For the first time in the theater’s history, Theater at Monmouth will not produce a Summer Repertory Season. After months of planning for the 51st Season, the theater will remain dark for the foreseeable future. While TAM had been preparing patrons, artists, and staff for the inevitable, having paused ticket sales in early March, they were surprised by Governor Mill’s announcement of the Four-Stage Plan to re-open Maine on April 28.
“We surveyed our patrons early on and had an idea of what they would and wouldn’t do in response to the continued spread of the coronavirus and what guidance they would be looking for from state and national officials before making a decision to come to the theater again.” said Dawn McAndrews, TAM’s Producing Artistic director. “On April 28, we expected that the Governor would announce an extension of the Stay Healthy at Home mandate and were hoping for guidance on how best to move forward during the pandemic. Governor Mill’s announcement confirmed that arts organizations and particularly theaters would not be opening for some time. We recognize that many patrons will be disappointed by the news but due to the continued threat of COVID-19, we’ve decided to postpone the 2020 season.”
TAM’s Board President, Ryan Dumais, agreed, “Since early-March, the Board of Trustees has been monitoring developments surrounding COVID-19. It had been our hope that the situation would improve more quickly and that we might be able to go ahead with our 51st season of classic theater here in Monmouth. Unfortunately, things have not turned out that way. After nearly two months of meeting, planning, and strategizing, the Board came reluctantly to the conclusion that it has no alternative but to forego production of our 51st season in the summer of 2020, and to move that season instead to the summer of 2021.”
Before the Governor’s announcement of the four-stage plan to reopen the State, it was already clear that it would be extraordinarily difficult to go ahead with TAM’s summer season in a way that protected the health and well-being of audience and company members. Any lingering hopes that somehow, someway, the season might happen were dashed with the announcement of plans for reopening the State. Unfortunately, under that plan, theaters will be among the last classes of establishments to re-open. Closing, though not easy, was the right and responsible decision for the well-being of company members and audience.
Theater at Monmouth previously cancelled its spring Page to Stage Education Tour PACHANGA! Latinx Stories for Kids in consultation with school administrators. This annual tour brings adaptations of classic literature to elementary and middle school students throughout Maine and into New Hampshire.

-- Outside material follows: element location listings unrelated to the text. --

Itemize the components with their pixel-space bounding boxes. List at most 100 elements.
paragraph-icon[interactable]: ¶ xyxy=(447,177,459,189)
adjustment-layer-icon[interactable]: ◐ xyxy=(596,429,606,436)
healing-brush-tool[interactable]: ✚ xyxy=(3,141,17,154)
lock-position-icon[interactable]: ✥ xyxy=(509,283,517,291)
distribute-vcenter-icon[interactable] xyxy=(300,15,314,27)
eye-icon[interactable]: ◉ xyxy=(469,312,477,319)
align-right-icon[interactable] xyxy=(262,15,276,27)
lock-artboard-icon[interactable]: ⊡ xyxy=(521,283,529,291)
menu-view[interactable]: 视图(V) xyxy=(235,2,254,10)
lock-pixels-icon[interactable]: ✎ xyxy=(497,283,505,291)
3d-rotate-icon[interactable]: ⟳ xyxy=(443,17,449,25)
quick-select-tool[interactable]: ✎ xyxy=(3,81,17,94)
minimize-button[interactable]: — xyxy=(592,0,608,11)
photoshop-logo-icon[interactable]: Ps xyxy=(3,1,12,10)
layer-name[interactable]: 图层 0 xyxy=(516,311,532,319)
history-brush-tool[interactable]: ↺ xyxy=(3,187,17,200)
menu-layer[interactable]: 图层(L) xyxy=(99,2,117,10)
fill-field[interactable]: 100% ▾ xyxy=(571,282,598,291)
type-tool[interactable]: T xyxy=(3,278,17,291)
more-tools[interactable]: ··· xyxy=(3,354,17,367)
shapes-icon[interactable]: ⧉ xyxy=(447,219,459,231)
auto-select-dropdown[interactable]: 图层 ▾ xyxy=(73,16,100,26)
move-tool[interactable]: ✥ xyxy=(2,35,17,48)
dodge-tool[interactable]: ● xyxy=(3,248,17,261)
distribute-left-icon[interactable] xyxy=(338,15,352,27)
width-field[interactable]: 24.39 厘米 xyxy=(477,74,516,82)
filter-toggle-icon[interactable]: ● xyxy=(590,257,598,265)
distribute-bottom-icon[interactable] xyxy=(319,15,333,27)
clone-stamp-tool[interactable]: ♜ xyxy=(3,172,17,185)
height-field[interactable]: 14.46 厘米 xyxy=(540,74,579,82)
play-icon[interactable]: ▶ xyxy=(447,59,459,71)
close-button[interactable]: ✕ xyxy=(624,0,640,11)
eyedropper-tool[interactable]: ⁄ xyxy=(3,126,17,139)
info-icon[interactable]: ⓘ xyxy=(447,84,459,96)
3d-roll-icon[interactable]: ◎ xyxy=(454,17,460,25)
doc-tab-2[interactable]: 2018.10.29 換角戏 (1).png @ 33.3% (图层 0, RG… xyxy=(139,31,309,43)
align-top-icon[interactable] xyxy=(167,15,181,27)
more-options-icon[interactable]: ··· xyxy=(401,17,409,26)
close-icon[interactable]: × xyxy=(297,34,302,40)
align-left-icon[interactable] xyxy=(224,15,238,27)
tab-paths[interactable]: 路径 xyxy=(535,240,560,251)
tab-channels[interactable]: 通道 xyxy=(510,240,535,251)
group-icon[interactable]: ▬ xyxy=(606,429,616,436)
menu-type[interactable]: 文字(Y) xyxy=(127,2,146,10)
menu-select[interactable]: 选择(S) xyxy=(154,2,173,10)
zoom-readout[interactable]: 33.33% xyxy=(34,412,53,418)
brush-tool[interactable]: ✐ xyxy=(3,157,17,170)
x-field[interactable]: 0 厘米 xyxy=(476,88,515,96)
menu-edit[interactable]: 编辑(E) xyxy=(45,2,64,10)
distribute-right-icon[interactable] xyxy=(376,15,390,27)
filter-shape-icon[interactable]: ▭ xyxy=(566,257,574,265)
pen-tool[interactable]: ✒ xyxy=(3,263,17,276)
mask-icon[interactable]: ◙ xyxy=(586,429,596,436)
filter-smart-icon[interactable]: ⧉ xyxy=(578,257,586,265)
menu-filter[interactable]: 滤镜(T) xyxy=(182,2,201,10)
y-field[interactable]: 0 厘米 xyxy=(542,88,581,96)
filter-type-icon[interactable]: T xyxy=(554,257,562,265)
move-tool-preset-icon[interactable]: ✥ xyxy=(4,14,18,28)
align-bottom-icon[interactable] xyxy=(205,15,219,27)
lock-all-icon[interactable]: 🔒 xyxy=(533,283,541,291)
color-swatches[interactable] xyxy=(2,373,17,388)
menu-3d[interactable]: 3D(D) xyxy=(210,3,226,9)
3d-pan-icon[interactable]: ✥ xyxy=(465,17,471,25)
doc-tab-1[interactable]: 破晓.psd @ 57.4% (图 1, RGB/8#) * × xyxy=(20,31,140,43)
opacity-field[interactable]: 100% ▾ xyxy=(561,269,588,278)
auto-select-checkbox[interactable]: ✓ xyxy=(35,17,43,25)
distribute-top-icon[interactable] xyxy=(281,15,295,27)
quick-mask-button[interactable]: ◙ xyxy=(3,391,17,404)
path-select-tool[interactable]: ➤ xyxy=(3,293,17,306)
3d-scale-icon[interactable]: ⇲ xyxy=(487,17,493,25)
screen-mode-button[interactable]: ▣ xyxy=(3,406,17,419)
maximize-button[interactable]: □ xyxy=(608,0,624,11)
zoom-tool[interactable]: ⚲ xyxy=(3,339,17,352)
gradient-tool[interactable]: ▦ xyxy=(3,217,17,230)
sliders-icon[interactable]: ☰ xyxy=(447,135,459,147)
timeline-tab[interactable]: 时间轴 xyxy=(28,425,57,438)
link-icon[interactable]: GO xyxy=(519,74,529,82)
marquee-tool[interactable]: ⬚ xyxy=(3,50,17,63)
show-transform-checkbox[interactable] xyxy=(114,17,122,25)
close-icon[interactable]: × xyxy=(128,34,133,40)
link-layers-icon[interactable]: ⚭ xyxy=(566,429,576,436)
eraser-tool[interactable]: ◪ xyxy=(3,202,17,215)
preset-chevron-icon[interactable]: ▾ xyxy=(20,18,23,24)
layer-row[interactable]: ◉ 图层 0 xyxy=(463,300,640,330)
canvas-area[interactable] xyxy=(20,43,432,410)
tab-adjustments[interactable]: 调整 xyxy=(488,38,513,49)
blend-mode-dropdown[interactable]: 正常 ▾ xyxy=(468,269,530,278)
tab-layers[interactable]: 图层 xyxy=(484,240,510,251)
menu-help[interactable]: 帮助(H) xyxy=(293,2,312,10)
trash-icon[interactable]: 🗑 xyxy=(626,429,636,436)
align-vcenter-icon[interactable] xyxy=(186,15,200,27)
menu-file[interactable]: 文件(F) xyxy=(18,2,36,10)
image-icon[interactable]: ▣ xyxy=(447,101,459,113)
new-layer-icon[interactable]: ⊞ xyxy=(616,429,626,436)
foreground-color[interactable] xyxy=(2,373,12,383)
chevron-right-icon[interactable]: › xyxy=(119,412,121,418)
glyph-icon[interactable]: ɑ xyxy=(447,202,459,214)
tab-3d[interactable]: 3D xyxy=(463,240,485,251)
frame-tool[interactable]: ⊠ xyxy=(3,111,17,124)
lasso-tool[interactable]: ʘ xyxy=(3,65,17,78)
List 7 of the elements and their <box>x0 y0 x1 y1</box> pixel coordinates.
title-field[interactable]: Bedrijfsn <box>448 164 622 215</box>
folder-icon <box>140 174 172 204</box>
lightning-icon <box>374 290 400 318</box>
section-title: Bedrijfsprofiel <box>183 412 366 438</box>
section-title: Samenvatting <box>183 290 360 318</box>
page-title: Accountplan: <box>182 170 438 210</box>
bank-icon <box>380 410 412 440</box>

McAndrews continued, “We looked for ways to bring this production to students through video or live streaming but with actors and director coming from New York City, it would have been impossible to guarantee the safety of artists and our community.”
Theaters across the country have shuttered, and many artists find themselves suddenly unemployed. It is essential that Maine’s only Classical Repertory Theater does not collapse. By making the difficult choice to postpone productions this summer, TAM hopes to ensure that it will survive until next year and thrive in the summers to come.
TAM’s 2020 (R)evolutionary Season was scheduled to begin public performances on June 27 and conclude August 27. The season was programmed to celebrate Maine’s Bicentennial, the 100th Anniversary of Women’s Suffrage, and the Election Year. Summer Repertory plays included Shakespeare’s Cymbeline directed by Eddie DeHais and Julius Caesar directed by Bill van Horn; the Maine premiere of Mat Smart’s The Agitators directed by Josiah Davis; a World Premier of Callie Kimball’s Sofonisba directed by Dawn McAndrews; Edward Albee’s Seascape directed by Kate Bergstrom. The Family Show, Aesop’s Guide to Friendship adapted by Dawn McAndrews and directed by Ian Kramer, annually reaches young people and the young at heart.
TAM currently plans to produce the plays of the (R)evolutionary Season in 2021. Thanks to an outstanding group of artists, technicians, and administrators, the summer was on its way to being one the theater’s strongest yet; and they look forward to coming back stronger than ever in 2021.
“We believe that arts are essential during times like these but until there is a vaccine and universal testing, it seems impossible to bring people together in the intimate space of any theater and ensure the safety of all. Know that this is not a curtain call. This is only an intermission. And we will be back for the next act.”